Folgen des Konflikts für Afrika
Vor diesem Hintergrund hat Russlands Invasion in der Ukraine mindestens drei Konsequenzen für die künftigen Beziehungen mit Afrika. Erstens ist der Krieg ein weiterer Beleg dafür, dass heutige Konflikte – ob zwischen- oder innerstaatlich – weitgehend von materiellen Faktoren angetrieben werden, die gelegentlich von Identitätspolitik überdeckt werden.
Zweitens verstärken die starken Reaktionen der NATO und der EU zur Unterstützung der Ukraine – obwohl das Land weder da noch dort Mitglied ist – die von afrikanischen Politiker*innen seit langem bestehende Auffassung, dass regionale Krisen am besten von regionalen Akteuren in der Nachbarschaft des Konflikts gelöst werden sollten. Insbesondere im Vorfeld der von der NATO geführten Militärkampagne, die zum Sturz des früheren libyschen Staatsoberhaupts Muammar al-Gaddafi geführt hatte, war diese Position immer wieder betont worden. Mit anderen Worten: Europäische Probleme brauchen europäische Lösungen!

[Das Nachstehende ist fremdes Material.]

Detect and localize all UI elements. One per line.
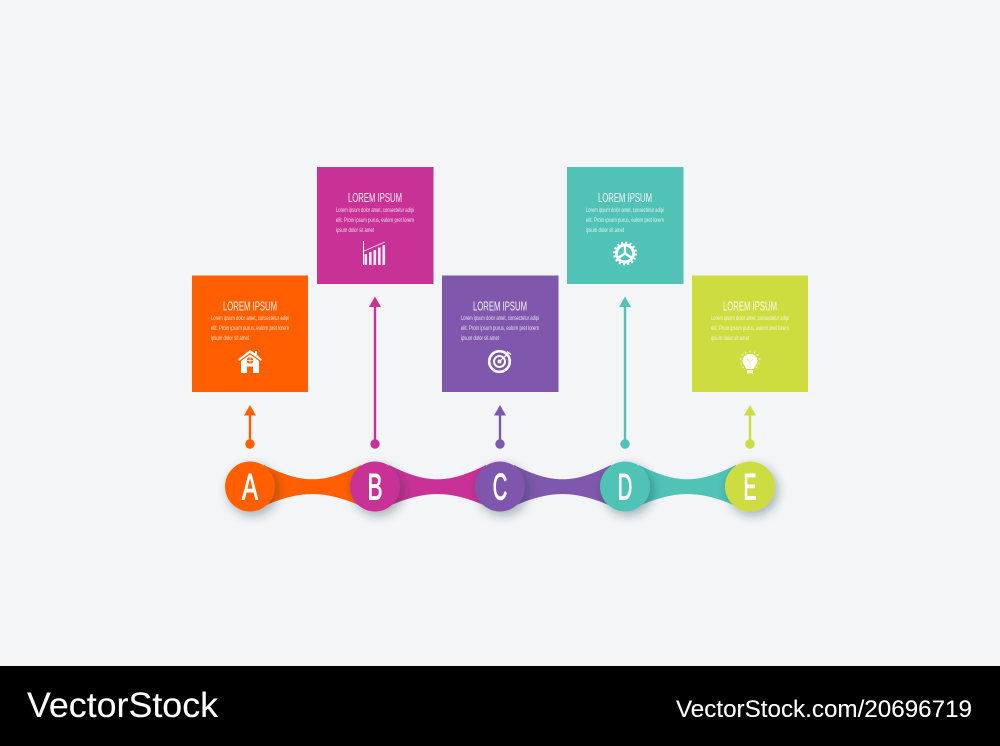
- node E: E: [744, 466, 756, 508]
- node C: C: [493, 466, 507, 508]
- icon: gear: [614, 243, 636, 264]
- node A: [225, 462, 275, 512]
- body text E: elit. Proin ipsum purus, eulorn pret lorem: [711, 325, 789, 332]
- panel: C: [442, 276, 558, 392]
- icon: bar chart: [363, 241, 385, 265]
- node A: A: [242, 466, 258, 508]
- timeline connectors: [264, 465, 736, 506]
- footer bar: [0, 666, 1000, 746]
- icon: light bulb: [740, 350, 760, 374]
- body text A: ipsum dolor sit amet: [211, 335, 249, 342]
- body text C: elit. Proin ipsum purus, eulorn pret lorem: [461, 325, 539, 332]
- heading D: LOREM IPSUM: [598, 190, 652, 205]
- heading B: LOREM IPSUM: [348, 190, 402, 205]
- body text A: [211, 315, 289, 342]
- body text D: ipsum dolor sit amet: [586, 227, 624, 234]
- panel: A: [192, 276, 308, 392]
- node D: D: [618, 466, 632, 508]
- body text E: ipsum dolor sit amet: [711, 335, 749, 342]
- heading C: LOREM IPSUM: [473, 298, 527, 314]
- body text D: elit. Proin ipsum purus, eulorn pret lorem: [586, 217, 664, 224]
- arrow C: [494, 405, 506, 449]
- node D: [600, 462, 650, 512]
- body text B: [336, 207, 414, 234]
- connector A to B: [264, 465, 361, 506]
- body text C: ipsum dolor sit amet: [461, 335, 499, 342]
- body text D: [586, 207, 664, 234]
- connector B to C: [389, 465, 486, 506]
- icon: target: [489, 351, 511, 372]
- icon: house: [238, 350, 262, 373]
- heading A: LOREM IPSUM: [223, 298, 277, 314]
- body text E: Lorem ipsum dolor amet, consectetur adipi: [711, 315, 789, 322]
- node E: [725, 462, 775, 512]
- node B: B: [368, 466, 382, 508]
- connector C to D: [514, 465, 611, 506]
- panel: D: [567, 167, 684, 284]
- body text D: Lorem ipsum dolor amet, consectetur adipi: [586, 207, 664, 214]
- heading E: LOREM IPSUM: [723, 298, 777, 314]
- arrow A: [244, 405, 256, 449]
- connector D to E: [639, 465, 736, 506]
- node B: [350, 462, 400, 512]
- node C: [475, 462, 525, 512]
- body text C: [461, 315, 539, 342]
- footer url: VectorStock.com/20696719: [676, 696, 972, 723]
- body text C: Lorem ipsum dolor amet, consectetur adipi: [461, 315, 539, 322]
- body text A: Lorem ipsum dolor amet, consectetur adipi: [211, 315, 289, 322]
- body text B: elit. Proin ipsum purus, eulorn pret lorem: [336, 217, 414, 224]
- body text B: Lorem ipsum dolor amet, consectetur adipi: [336, 207, 414, 214]
- arrow D: [619, 296, 631, 449]
- footer logo: VectorStock: [27, 686, 219, 725]
- panel: B: [317, 167, 434, 284]
- body text A: elit. Proin ipsum purus, eulorn pret lorem: [211, 325, 289, 332]
- panel: E: [692, 276, 808, 392]
- body text E: [711, 315, 789, 342]
- arrow B: [369, 296, 381, 449]
- arrow E: [744, 405, 756, 449]
- body text B: ipsum dolor sit amet: [336, 227, 374, 234]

Das bedeutet aber auch, dass die AU sowie subregionale Organisationen wie die westafrikanische Wirtschaftsgemeinschaft ECOWAS und die zwischenstaatliche Entwicklungsbehörde IGAD weniger Gegenwehr erwarten sollten, wenn sie die Führung bei der Lösung von Konflikten in ihrer Region übernehmen wollen. Gleichzeitig sollten sie aber auch wichtige Lehren aus dem schnellen Handeln der NATO zum Schutz „ihrer eigenen“ Bündnispartner ziehen.
Schließlich erinnert der Russland-Ukraine-Konflikt daran, dass selbst in einer vermeintlich multilateralen Welt internationale Antworten auf politische und wirtschaftliche Herausforderungen eher durch geostrategisches Kalkül als durch philanthropische Ideale geprägt sind.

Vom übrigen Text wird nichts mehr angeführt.